What a time it was, 50 years ago and more, when Joni strode to power, part of a musical royalty whose clarions shouted dominion over a broad Earth. Fans waited, breath bated, for the latest album/bulletin from lives lived in luxurious wonder. Hearth ballads for McLuhan’s global campfire. Picaresques and intrigues from the fabled Canyon came alive in the music she made between 1968 and ’71, as the poet collapsed sideways into the pop star. Songs are barely concealed public missives (pigeon-posted tweets?) between friends and lovers, minstrels-in-arms and the hopelessly love-smitten.
This moment of possibility for the pop song – when it held the world’s attention on a scale unimaginable today – is when Joni Mitchell’s music, with its passions and its probings, came alive. The fifth disc of this boxset – five CDs or 10 LPs totalling six hours of home tapes, studio outtakes and live recordings – finds her at London’s Paris Theatre in December 1970 in duo with James Taylor, performing A Case Of You, inspired by her previous affair with Leonard Cohen, and California, about a fling with another man on Ibiza. As she and Taylor dovetail and harmonise, we know the couple are romantically involved, although we’re also aware that, three months hence, the relationship is toast.

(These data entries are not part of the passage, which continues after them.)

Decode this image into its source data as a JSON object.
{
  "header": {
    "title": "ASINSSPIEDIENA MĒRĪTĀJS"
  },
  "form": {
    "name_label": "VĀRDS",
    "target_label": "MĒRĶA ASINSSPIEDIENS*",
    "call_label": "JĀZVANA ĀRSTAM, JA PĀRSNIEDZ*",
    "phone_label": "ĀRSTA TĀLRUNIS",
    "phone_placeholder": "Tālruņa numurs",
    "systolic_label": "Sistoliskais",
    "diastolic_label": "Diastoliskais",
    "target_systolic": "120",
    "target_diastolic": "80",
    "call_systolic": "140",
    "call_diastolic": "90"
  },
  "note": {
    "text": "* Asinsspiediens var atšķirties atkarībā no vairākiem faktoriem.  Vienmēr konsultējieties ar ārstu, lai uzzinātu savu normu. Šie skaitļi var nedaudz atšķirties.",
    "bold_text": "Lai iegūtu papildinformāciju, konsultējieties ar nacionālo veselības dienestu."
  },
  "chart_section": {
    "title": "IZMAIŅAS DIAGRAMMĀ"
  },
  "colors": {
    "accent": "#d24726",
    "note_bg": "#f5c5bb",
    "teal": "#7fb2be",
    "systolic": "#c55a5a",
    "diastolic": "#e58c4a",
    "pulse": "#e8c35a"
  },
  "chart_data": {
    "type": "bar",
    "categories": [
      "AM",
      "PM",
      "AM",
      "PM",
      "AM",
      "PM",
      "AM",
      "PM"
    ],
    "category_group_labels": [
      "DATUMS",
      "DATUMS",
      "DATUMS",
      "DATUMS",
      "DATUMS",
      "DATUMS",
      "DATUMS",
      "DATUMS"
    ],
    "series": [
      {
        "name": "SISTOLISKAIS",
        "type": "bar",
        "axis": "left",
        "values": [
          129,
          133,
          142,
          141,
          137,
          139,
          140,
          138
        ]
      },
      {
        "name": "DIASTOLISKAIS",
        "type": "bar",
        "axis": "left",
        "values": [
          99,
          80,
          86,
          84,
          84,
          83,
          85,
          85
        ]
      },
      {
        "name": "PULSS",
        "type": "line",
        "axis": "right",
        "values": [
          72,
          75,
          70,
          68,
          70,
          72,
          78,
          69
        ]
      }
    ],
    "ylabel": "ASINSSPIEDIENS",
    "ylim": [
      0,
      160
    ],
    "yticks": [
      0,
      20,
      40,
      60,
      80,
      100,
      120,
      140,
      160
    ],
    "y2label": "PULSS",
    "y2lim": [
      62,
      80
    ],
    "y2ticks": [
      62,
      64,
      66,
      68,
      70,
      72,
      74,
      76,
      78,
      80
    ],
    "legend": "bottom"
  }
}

This second volume flows from the compilation, released earlier this year, of the freshly stirred early run of Joni albums, Song To A Seagull (1968), Clouds (1969), Ladies Of The Canyon (1970) and Blue (1971). Where those remasters largely enhanced the originals’ meltwater clarity, Volume 2 cherrypicks from Mitchell’s extensive archive of informal recordings, demos and experiments from the same time frame. It plays like a sketchpad and commonplace book, but hangs together much better than the grab-bag of doodles it could have been.
Emerging from the post-Baez/Dylan North American folk scene, Mitchell was a storyteller and poet, a woman of letters whose voice was amplified by the sudden rise to power of the pop star. Re-hearing these songs in the concert tapes and demos here, one is again struck by the impression of a female voice both strong and vulnerable, painting fleeting glimpses of a modern world – LA boulevards, hipster cafes, transatlantic flights – in the musical idiom of the medieval troubadour. At the same time a track like Get Together, from a Carnegie Hall concert in February 1969, reminds you what a shit-hot guitarist she was.
The big scoop here is the full live set from Le Hibou Coffee House in Ottawa, Ontario, on March 19, 1968. It documents a highly eventful period: Mitchell had already been in residency there for a week, and just a couple of days earlier had hooked up with Graham Nash for the first time, as The Hollies swung through town. Not only is this a remarkable solo set in impressively high fidelity, but the owner and operator of the tape recorder that night, rapt in the front row at this “fantastic girl with heaven words”, was none other than Jimi Hendrix. The guitarist –Joni’s Reprise labelmate, even though they had never met – was engaged at the Capitol Theatre across town, called her up in advance, and showed up at the door with a reel-to-reel under his arm. The wonderful mental image of Hendrix the fanboy kneeling at her feet, with his Mexican moustache and wide-brimmed hat, twiddling knobs and adjusting the sound for his own private collection, greatly enhances an already lovely solo set.
In his diary Hendrix described the tapes as “marvelous sound on first show. Good on 2nd”. It’s not clear how much postprocessing has been applied, but the recording paints an extremely vivid picture of the unamplified Joni from a couple of meters away. Even so, we’re lucky to be able to hear it at all, as someone nicked the original tapes from Hendrix a few days afterwards. They eventually turned up in another collector’s stash that had been donated to Canada Library and Archive, who handed them back to Mitchell.
On all the live recordings here (Ann Arbor, Carnegie Hall, University Of California, The Dick Cavett Show, Saskatchewan, Vancouver, London), Joni’s between-song chats remain affable yet never self-belittling. It wasn’t always easy for female solo artists, amid the macho camaraderie of the road. Considering she’s navigating the spaghetti interchange of these fleeting relationships, holding the act together under heavy label manners and touring discomforts, Joni’s composure on stage deserves to be marvelled at. In London, four months after the Isle Of Wight debacle, she’s still taking her time to spin stories about sagacious kids, or the history of the dulcimer. The way she ends Big Yellow Taxi trilling “They paved paradise”, dipping down to a false baritone for “put up a parking lot” is always charming. John Peel is compere, and the compilation also includes her live session for Peel’s Top Gear from September 1968, with the John Cameron Quartet cloaking her in neo-Renaissance apparel more familiar in the Albionic folk of the time.
These few tracks aside, this Volume 2 contains very little trace of the jazz pivot her music would take later in the decade. The outtakes covering that period are going to make fascinating listening. Meanwhile, this feels like a completist’s dream –because even Joni Mitchell’s storeroom sweepings are spangled with diamond dust.